I had the pleasure of attending an event yesterday hosted by DuPont in Washington, D.C.. The company was announcing its new 2015 Sustainability Goals (see DuPont’s site for more info, the webcast of the event, and a downloadable document with the goals). After CEO Chad Holliday gave a talk and, Donahue-like, hosted satellite interviews with a DuPont bio-plastic plant in Kentucky and a materials facility in Shanghai, my co-author Dan Esty was on a panel to comment on the whole affair. Then Chad ran out to do CNBC’s PowerLunch, which oddly Dan and I were on later in the program (talking about green building).
To summarize the vision laid out yesterday, as Holliday said, DuPont wants to add shareholder, stakeholder, and societal value all while reducing environmental footprint. Interestingly, the goals, reflecting that vision, fell into two categories: “Serving the marketplace” and “Reducing DuPont’s Footprint.” The latter included ‘typical’ goals like reducing greenhouse gas emissions. Of course DuPont’s are aggressive, but somehow attainable — after already cutting GHGs 72% since 1990, a world record for large companies, the company wants to cut 15% more from 2004 levels, all while growing the business.
The marketplace goals are fascinating. Like GE’s ecomagination goals, they focus mainly on revenue growth and investments in products that produce environmental benefits for customers. And this is where DuPont remains cutting edge. As we say in Green to Gold, a value chain perspective is what separates the real leaders from the pack. Thinking about ways to reduce your customers’ footprints will create enormous value. Accordingly, one of DuPont’s goals is to develop products that drive $2B in sales while reducing GHGs from customers by 40MM tons, much more than DuPont’s own emissions.
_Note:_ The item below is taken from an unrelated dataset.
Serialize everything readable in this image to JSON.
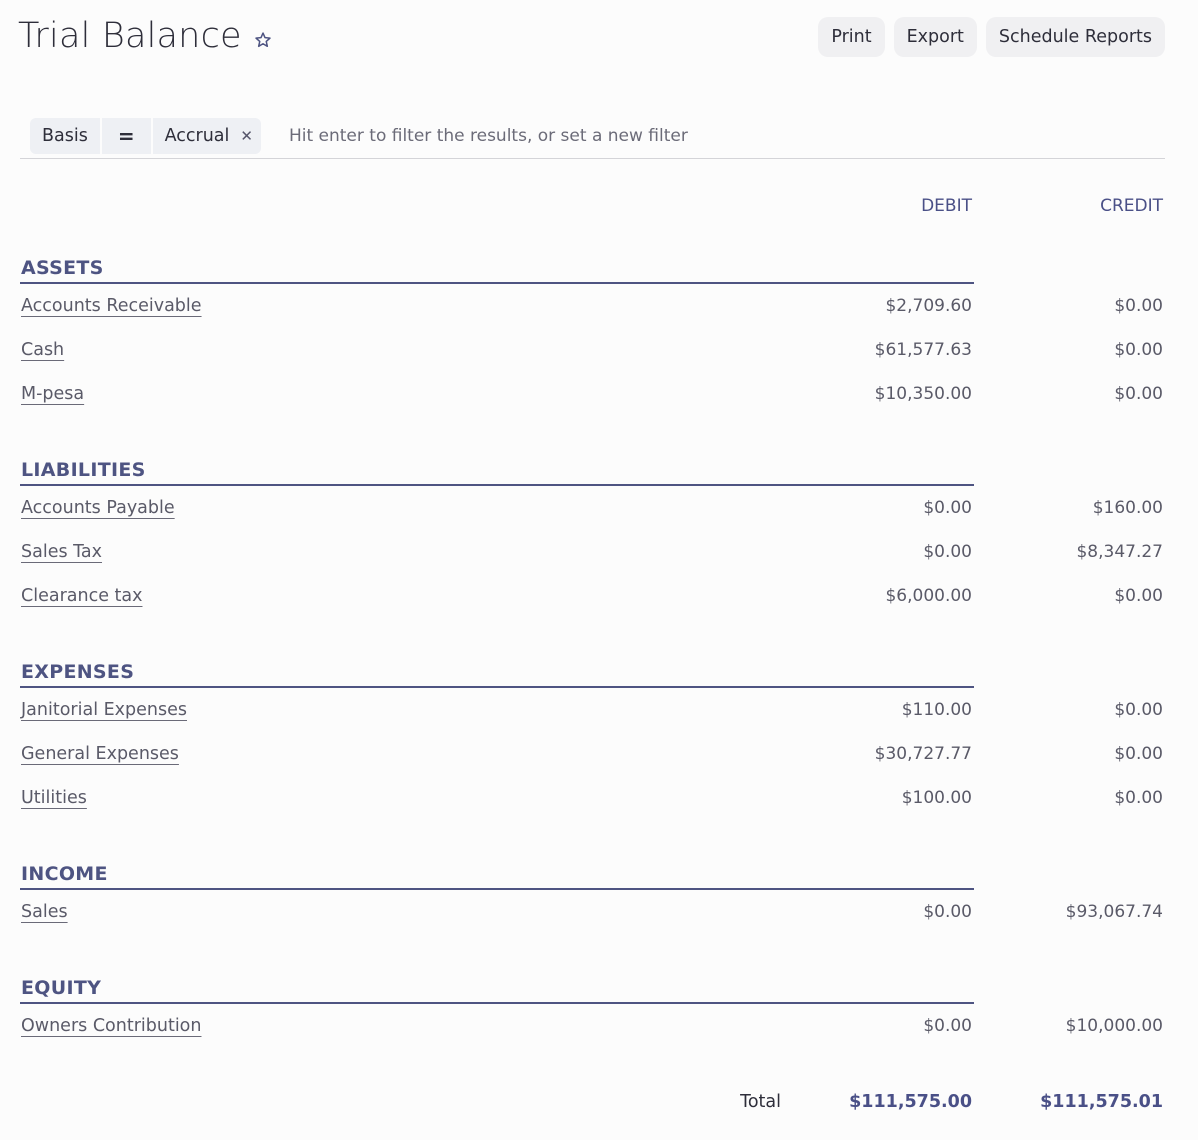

DuPont has long used goals and metrics strategically (we talk about one of them, Shareholder Value Added per pound of product, in the book). The company uses goals that are aggressive or tactical or even inspirational. For example, DuPont tracks the number of police officer’s lives saved by its Kevlar product, found in bullet-proof vests. Holliday introduced an officer from Atlanta, the 3,000th member of the Kevlar Survivor’s Club. This is moving stuff, and is tremendously inspirational to employees and customers alike.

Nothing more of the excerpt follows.